Occurrence of HTLV‐I antibodies in Danish patients with cutaneous T‐cell lymphoma

Abstract
Ten of 68 CTCL (cutaneous T-cell lymphoma) patients without features of ATLL [adult T-cell leukemia] had antibodies against HTLV-I (human T-cell leukemia virus, type I). The titer of antibody in these positive patients was generally much lower than that seen in cases of ATLL (adult T-cell leukemia/lymphoma), geometric mean of 80 for CTCL vs. 8000 for Caribbean ATLL. The presence of HTLV-I antibody was unrelated to clinical remission, relapse, or stages of the disease, and some positives were detected in the earliest phases of mycosis fungoides.
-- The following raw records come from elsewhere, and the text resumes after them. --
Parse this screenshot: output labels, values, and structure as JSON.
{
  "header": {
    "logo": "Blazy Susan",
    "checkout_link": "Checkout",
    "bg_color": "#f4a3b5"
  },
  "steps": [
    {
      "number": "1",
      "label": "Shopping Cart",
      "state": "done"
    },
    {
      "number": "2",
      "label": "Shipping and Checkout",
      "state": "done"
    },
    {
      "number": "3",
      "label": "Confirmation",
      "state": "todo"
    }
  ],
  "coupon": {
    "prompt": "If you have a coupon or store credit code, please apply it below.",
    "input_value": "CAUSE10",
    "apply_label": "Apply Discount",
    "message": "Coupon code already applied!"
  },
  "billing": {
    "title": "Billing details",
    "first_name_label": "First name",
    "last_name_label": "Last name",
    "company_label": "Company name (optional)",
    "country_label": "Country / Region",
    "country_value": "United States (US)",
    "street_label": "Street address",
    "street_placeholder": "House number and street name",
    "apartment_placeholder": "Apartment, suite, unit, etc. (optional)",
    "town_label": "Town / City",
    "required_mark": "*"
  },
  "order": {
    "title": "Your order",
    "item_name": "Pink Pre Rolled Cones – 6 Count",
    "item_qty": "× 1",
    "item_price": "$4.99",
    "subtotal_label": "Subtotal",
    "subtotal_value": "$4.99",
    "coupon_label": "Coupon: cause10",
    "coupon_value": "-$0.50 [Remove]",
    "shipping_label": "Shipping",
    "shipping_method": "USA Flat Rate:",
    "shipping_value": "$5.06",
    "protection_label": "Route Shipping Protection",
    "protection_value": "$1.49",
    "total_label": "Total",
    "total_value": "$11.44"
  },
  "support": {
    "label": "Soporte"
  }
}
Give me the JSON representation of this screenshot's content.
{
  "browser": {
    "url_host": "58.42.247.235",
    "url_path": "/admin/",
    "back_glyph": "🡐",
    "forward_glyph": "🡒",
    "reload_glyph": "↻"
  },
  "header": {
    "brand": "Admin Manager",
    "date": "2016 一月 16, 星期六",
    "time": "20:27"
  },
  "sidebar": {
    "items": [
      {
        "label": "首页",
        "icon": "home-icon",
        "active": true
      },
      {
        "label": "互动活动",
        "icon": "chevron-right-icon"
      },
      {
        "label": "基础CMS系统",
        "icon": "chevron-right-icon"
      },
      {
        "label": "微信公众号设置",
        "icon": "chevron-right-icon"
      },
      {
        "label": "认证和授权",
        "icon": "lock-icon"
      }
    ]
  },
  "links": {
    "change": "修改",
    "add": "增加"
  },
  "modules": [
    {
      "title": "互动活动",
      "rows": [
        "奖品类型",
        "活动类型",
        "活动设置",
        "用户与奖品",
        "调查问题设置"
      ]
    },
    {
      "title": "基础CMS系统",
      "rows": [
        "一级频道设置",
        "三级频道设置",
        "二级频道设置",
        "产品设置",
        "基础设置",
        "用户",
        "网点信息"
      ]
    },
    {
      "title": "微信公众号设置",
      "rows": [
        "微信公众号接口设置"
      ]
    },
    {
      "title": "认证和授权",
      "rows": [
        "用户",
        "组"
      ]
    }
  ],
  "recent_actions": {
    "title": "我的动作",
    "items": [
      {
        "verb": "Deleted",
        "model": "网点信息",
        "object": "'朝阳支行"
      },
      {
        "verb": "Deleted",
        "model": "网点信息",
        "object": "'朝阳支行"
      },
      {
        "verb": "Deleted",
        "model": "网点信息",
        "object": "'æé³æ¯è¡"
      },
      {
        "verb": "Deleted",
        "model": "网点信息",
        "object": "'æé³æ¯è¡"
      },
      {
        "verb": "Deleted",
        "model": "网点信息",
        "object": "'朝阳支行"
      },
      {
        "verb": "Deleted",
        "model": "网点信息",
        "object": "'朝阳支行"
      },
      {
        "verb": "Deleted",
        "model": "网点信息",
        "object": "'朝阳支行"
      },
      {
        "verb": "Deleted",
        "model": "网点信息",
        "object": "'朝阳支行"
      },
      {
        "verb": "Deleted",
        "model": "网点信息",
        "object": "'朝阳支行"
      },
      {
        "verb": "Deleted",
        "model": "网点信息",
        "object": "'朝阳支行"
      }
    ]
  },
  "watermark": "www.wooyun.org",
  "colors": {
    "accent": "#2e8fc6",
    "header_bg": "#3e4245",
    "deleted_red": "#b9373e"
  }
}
Among controls and normal donors between the ages of 40 and 65, only 1 of 36 and 3 of 113, respectively, had low titer antibodies to HTLV-I in their sera. Only 5 of 354 Danish normal donors of all ages had antibody, which was identical to the rate in over 2000 US normal donors. In negative control experiments, these antibodies were unreactive with bovine leukemia virus. HTLV-I or a related retrovirus crossreactive with HTLV-I occurs in a low percentage of the Danish population and patients with CTCL have such antibodies at an increased rate, but less than the rate seen for ATLL (> 90%).